D'autres exemples d'amitiés masculines intimes incluent Alexander Hamilton et John Laurens, George Washington et le marquis de Lafayette, Robert Fulton et Joel Barlow, William Wirt et Dabney Carr, le représentant George Thatcher et Thomas B. Wait of Maine, les abolitionnistes Theodore Dwight Weld et Charles Stuart, les Caroliniens du Sud Jeffrey Withers et James Hammond, les étudiants de l'Université Brown Virgil Maxy et William Blanding et, dans la fiction, Natty Bumppo et Chingachook.

Interprétation

E. Anthony Rotundo, qui trouve peu de preuves d'amitié masculine à la fin du XVIIIe siècle en dehors de l'armée continentale, voit le phénomène tout au long du XIXe siècle comme un lien plutôt banal entre de jeunes hommes adultes pendant la transition entre leur enfance et leur mariage. Il discute de plusieurs de ces relations intimes, concluant que la plupart ressemblaient à un mariage dans lequel l'activité sexuelle génitale n'était pas autorisée, mais les caresses, les baisers et d'autres formes d'affection physique dans et hors du lit l'étaient.

Donald Yacovone soutient que l'amour fraternel américain a été calqué sur la tradition classique et en particulier sur bouche bée, l'amour de l'Église chrétienne primitive inspirée par l'amour du Christ pour l'humanité et l'amour des douze disciples pour le Christ. Ainsi, le caractère d'un homme a été mesuré par sa capacité à être doux et affectueux aussi bien que fort. L'amour fraternel était, selon Yacovone, un idéal culturel remarquablement constant et omniprésent depuis la colonie puritaine jusqu'à la deuxième décennie du XXe siècle.

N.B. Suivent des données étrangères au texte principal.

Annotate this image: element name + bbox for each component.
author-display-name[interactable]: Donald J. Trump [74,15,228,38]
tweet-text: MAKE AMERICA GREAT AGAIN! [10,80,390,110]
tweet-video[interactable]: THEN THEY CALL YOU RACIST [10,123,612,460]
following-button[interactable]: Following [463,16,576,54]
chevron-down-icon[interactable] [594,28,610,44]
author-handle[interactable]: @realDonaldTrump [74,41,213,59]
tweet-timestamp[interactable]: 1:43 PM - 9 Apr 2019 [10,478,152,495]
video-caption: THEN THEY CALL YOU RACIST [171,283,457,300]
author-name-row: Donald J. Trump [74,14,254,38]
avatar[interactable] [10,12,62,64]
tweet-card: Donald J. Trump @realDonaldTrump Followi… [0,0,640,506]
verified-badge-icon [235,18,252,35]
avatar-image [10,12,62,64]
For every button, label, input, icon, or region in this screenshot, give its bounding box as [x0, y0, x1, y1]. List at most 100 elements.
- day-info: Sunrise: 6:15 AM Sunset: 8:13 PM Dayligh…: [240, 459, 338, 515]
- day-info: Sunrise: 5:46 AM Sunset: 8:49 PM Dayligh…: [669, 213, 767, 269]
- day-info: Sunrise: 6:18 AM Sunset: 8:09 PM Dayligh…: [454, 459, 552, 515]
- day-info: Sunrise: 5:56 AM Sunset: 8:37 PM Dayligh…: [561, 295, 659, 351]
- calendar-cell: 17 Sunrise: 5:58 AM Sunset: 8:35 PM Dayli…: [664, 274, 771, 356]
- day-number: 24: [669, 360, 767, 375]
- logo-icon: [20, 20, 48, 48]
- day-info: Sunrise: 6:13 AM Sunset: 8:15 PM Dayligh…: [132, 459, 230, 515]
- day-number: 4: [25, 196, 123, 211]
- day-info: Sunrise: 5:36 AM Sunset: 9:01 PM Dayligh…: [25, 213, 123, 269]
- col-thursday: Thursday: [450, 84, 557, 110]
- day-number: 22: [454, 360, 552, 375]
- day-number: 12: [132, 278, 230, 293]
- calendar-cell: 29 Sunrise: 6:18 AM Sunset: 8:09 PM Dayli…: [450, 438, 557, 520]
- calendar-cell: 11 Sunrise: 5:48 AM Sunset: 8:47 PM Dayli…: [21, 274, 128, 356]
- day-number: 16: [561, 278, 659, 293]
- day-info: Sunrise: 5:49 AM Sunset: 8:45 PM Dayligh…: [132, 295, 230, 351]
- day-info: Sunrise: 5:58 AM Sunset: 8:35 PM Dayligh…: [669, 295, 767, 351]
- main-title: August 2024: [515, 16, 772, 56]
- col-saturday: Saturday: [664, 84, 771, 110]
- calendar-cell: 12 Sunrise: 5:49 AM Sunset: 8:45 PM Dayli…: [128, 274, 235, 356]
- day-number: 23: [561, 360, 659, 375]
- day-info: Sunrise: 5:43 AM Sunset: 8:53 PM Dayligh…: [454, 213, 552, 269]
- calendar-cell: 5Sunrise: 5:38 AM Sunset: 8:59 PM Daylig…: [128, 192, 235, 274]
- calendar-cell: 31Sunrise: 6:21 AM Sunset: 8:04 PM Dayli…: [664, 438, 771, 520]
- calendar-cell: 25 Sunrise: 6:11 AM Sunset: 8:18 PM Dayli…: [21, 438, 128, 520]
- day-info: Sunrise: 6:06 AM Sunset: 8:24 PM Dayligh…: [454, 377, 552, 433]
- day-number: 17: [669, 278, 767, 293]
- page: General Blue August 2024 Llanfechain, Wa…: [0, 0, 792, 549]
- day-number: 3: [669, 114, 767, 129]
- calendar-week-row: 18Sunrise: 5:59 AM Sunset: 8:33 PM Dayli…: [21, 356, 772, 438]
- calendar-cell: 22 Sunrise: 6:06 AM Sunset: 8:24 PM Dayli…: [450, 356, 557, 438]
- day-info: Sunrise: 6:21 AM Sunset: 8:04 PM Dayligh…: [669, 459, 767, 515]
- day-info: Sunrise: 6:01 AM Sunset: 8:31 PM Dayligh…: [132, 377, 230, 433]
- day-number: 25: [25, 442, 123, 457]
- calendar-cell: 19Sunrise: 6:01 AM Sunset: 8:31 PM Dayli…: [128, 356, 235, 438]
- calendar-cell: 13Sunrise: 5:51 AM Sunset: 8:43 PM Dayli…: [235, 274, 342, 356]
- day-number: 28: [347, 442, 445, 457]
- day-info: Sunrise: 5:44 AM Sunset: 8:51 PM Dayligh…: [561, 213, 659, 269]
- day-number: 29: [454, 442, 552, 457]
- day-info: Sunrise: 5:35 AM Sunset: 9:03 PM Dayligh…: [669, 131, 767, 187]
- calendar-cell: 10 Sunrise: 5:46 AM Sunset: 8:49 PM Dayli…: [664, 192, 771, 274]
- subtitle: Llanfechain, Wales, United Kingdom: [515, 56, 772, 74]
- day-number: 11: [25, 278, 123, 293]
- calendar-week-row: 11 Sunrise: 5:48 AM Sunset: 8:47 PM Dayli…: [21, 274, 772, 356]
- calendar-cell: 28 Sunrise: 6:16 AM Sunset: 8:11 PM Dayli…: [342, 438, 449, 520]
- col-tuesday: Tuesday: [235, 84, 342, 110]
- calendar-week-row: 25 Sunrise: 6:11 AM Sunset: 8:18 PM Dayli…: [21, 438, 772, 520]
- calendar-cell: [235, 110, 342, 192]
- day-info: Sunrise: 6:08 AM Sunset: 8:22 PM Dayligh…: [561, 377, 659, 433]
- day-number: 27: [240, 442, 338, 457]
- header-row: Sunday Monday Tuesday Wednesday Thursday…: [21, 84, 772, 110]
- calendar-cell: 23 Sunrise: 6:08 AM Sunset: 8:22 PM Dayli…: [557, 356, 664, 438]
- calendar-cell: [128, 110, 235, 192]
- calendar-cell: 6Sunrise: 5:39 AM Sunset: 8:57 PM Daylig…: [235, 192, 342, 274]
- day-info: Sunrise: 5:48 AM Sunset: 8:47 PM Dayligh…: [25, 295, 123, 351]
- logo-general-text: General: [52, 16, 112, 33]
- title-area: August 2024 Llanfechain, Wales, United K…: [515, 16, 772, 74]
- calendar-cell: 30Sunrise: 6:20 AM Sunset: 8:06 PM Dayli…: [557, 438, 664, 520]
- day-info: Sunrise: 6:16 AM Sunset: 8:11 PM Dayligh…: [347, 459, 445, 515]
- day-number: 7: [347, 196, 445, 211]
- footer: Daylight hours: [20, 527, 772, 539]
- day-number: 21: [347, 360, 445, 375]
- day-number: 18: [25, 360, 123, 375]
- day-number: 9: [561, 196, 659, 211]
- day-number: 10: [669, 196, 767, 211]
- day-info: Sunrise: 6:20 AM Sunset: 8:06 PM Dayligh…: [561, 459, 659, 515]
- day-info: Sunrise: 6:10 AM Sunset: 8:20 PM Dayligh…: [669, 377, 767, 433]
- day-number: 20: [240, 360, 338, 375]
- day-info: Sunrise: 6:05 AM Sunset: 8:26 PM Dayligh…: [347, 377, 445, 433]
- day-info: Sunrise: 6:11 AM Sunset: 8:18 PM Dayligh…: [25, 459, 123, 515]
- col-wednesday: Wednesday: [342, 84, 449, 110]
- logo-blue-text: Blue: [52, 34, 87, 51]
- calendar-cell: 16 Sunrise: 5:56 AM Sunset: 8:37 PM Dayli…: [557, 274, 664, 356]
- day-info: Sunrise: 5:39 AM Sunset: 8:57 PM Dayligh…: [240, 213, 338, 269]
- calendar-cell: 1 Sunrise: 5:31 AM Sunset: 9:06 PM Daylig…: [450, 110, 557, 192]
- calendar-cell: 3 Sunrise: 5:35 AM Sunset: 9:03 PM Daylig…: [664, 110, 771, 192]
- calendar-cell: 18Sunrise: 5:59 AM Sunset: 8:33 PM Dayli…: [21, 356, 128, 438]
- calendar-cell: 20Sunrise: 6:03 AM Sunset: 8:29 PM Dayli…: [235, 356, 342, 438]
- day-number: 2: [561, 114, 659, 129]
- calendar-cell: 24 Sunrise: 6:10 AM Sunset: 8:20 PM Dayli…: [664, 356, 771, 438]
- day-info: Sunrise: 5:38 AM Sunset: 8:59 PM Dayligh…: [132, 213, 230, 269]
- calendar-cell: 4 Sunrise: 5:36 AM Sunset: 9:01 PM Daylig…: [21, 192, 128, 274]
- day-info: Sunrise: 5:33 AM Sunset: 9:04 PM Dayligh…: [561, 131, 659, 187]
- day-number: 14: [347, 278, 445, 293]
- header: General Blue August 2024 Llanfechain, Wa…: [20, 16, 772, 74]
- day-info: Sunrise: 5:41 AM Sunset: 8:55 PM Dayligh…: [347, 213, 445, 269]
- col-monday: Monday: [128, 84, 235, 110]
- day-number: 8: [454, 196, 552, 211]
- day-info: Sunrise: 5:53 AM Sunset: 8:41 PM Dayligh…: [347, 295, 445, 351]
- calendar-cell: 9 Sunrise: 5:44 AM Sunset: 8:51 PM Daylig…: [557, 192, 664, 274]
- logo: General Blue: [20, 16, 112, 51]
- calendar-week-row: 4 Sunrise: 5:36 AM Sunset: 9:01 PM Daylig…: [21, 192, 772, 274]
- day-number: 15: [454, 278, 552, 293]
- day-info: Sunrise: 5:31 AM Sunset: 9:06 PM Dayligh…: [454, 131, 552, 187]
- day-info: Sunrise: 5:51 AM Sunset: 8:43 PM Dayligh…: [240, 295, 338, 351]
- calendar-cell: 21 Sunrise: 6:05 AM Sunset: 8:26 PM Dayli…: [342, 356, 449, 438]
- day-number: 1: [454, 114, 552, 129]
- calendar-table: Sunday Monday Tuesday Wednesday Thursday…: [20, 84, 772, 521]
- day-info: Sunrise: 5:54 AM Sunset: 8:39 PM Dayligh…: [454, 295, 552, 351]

Dans l'étude la plus sophistiquée du sujet à ce jour, Caleb Crain mentionne ou explore plusieurs amitiés intimes, dont celles de Daniel Webster et James Bingham et Charles Brockden Brown et de divers hommes. John Mifflin et James Gibson ont enregistré leur relation dans des journaux partagés en 1786 et 1787, sources à partir desquelles Crain reconstruit si habilement et avec tant de détails leur intimité. Le fait que la mère de Mifflin et sa voisine Mary Norris aient tous deux accueilli l'aîné Gibson dans le lit de leurs fils est assez ordinaire. Crain suggère la thèse selon laquelle l'amitié amoureuse masculine était mieux adaptée comme métaphore et modèle de citoyenneté républicaine que la métaphore filiale parent-enfant qui avait défini la relation entre les colonies américaines et l'Angleterre, ou même une métaphore conjugale parce que les femmes n'étaient pas des citoyennes à part entière en la première République.

Bien que certaines tentatives aient été faites pour classer ces amitiés comme égalitaires ou dépendantes, toutes ces catégories - autres que les plus âgés / les plus jeunes - semblent s'effondrer. La relation Hamilton-Laurens était-elle égalitaire compte tenu des distinctions de classe? L'aristocrate français Lafayette, dont Washington avait désespérément besoin du soutien, était-il vraiment le partenaire dépendant? Combien de temps, si jamais, la relation L'Enfant-Soderstrom a été égalitaire?

Crain soutient que l'assaut de la démocratie contre la culture de la sympathie et de la sensibilité à la fin de la première République a blessé l'amitié masculine intime, citant l'observation de Tocqueville selon laquelle l'expression directe de l'amour entre hommes était en train de devenir stigmatisée aux États-Unis en 1831. Que la blessure n'était pas mortel peut être vu dans la relation entre Abraham Lincoln et Joshua Speed, et, plus frappant encore, dans les nombreuses photographies survivantes d'amis masculins. L'adoption progressive du concept d'homosexualité aux États-Unis après la Première Guerre mondiale (le mot est entré dans la langue anglaise en 1892), et le souci qui en résultait chez les hommes de ne pas être aussi ciblés ont finalement porté le coup fatal.